Where Professor Efros’ research fits in this is that he has focused on developing computer vision neural networks without having giant labeled sets of data. The intuition behind this is that we should train networks to identify concepts and not details. For example a toddler after learning to identify cats will identify cats regardless of colour or size or pose but a simple neural network has a much higher change of getting confused.
Some of the techniques he covered included; breaking an image into chunks and getting the network to predict the missing chunk; taking an image, converting it into black and white then teaching a network to colourise the black and white image; training a network to generate building facades from crude block diagrams and using Conditional Generative Adversarial Neural networks to turn line drawings into full images. A lot of the session focused on this last technique though mostly from a demonstration point of view. Generative Adversarial Neural networks are the topic of a seminal paper by Ian Goodfellow now a top researcher at Google Brain. I won’t go into the details here but might do a further post on them later.
Whilst the research covered in the talk was quite interesting, I am not fully sure yet of their practical implications. In theory the neural networks that Professor Efros gave an overview of were able to do quite interesting things the biggest product from it so far is an app that transforms a line drawing into a cat. In theory it means that the neural net has a higher level understanding of the material that it trained on so perhaps there is potential to use the resulting weight matrices to enhance a neural net that identify objects in a camera feed or perhaps it gives a way to more easily train neural networks on small datasets.
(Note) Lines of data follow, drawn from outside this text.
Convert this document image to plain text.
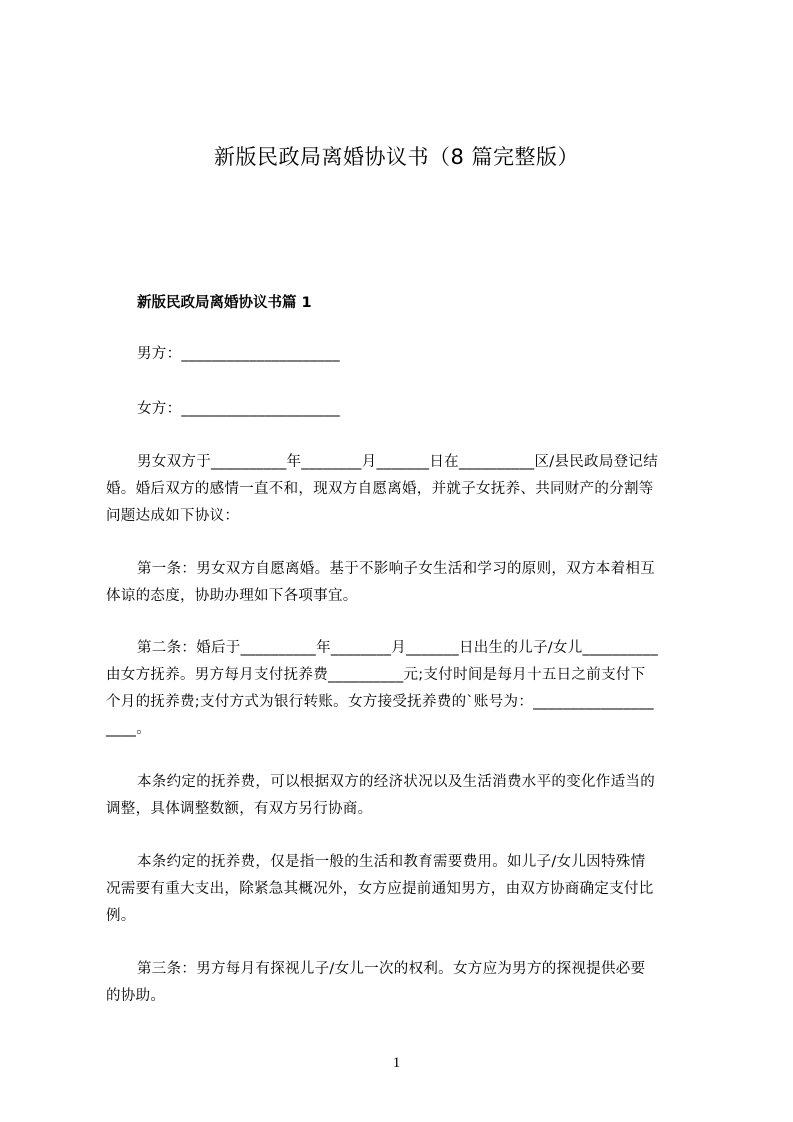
新版民政局离婚协议书（8 篇完整版）
新版民政局离婚协议书篇 1
男方：_____________________
女方：_____________________
男女双方于__________年________月_______日在__________区/县民政局登记结
婚。婚后双方的感情一直不和，现双方自愿离婚，并就子女抚养、共同财产的分割等
问题达成如下协议：
第一条：男女双方自愿离婚。基于不影响子女生活和学习的原则，双方本着相互
体谅的态度，协助办理如下各项事宜。
第二条：婚后于__________年________月_______日出生的儿子/女儿__________
由女方抚养。男方每月支付抚养费__________元;支付时间是每月十五日之前支付下
个月的抚养费;支付方式为银行转账。女方接受抚养费的`账号为：________________
____。
本条约定的抚养费，可以根据双方的经济状况以及生活消费水平的变化作适当的
调整，具体调整数额，有双方另行协商。
本条约定的抚养费，仅是指一般的生活和教育需要费用。如儿子/女儿因特殊情
况需要有重大支出，除紧急其概况外，女方应提前通知男方，由双方协商确定支付比
例。
第三条：男方每月有探视儿子/女儿一次的权利。女方应为男方的探视提供必要
的协助。
1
Watch this space I guess!
Adversarial Machine Learning
In my overview of the previous talk, I did mention Generative Adversarial Neural networks (GAN). This one was fully dedicated to this topic and explained the principals from the ground up. Generative Adversarial Neural networks. For the details of what a GAN is see this [talk]{https://www.youtube.com/watch?v=HN9NRhm9waY} from Ian Goodfellow himself or [this]{https://www.oreilly.com/learning/generative-adversarial-networks-for-beginners} for a more accessible overview of GANs.
GANs have been a very important development in the unsupervised learning space but the complexities in architecting and training them make it hard to experiment and work with them without access to large GPU compute arrays.
Afternoon Sessions
High-performance computing opportunities in deep learning
This was a technical talk on building systems to train deep learning networks. As a sidenote I found a longer version of this talk [here]{https://insidehpc.com/2016/10/hpc-deep-learning-2/} though the state of the art will have moved on since this recording is from a year ago. In the cutdown version, the speaker focused on [DeepBench]{https://github.com/baidu-research/DeepBench} to help identify the best hardware for building deep learning training systems.
I guess key takeaway from this talk was that it requires either a solid investment in hardware or full freedom for data science teams to work on the cloud in order to leverage deep learning technologies. Even then, to iterate quickly requires infrastructure & platform engineers to work closely with data scientists to unlock scalability.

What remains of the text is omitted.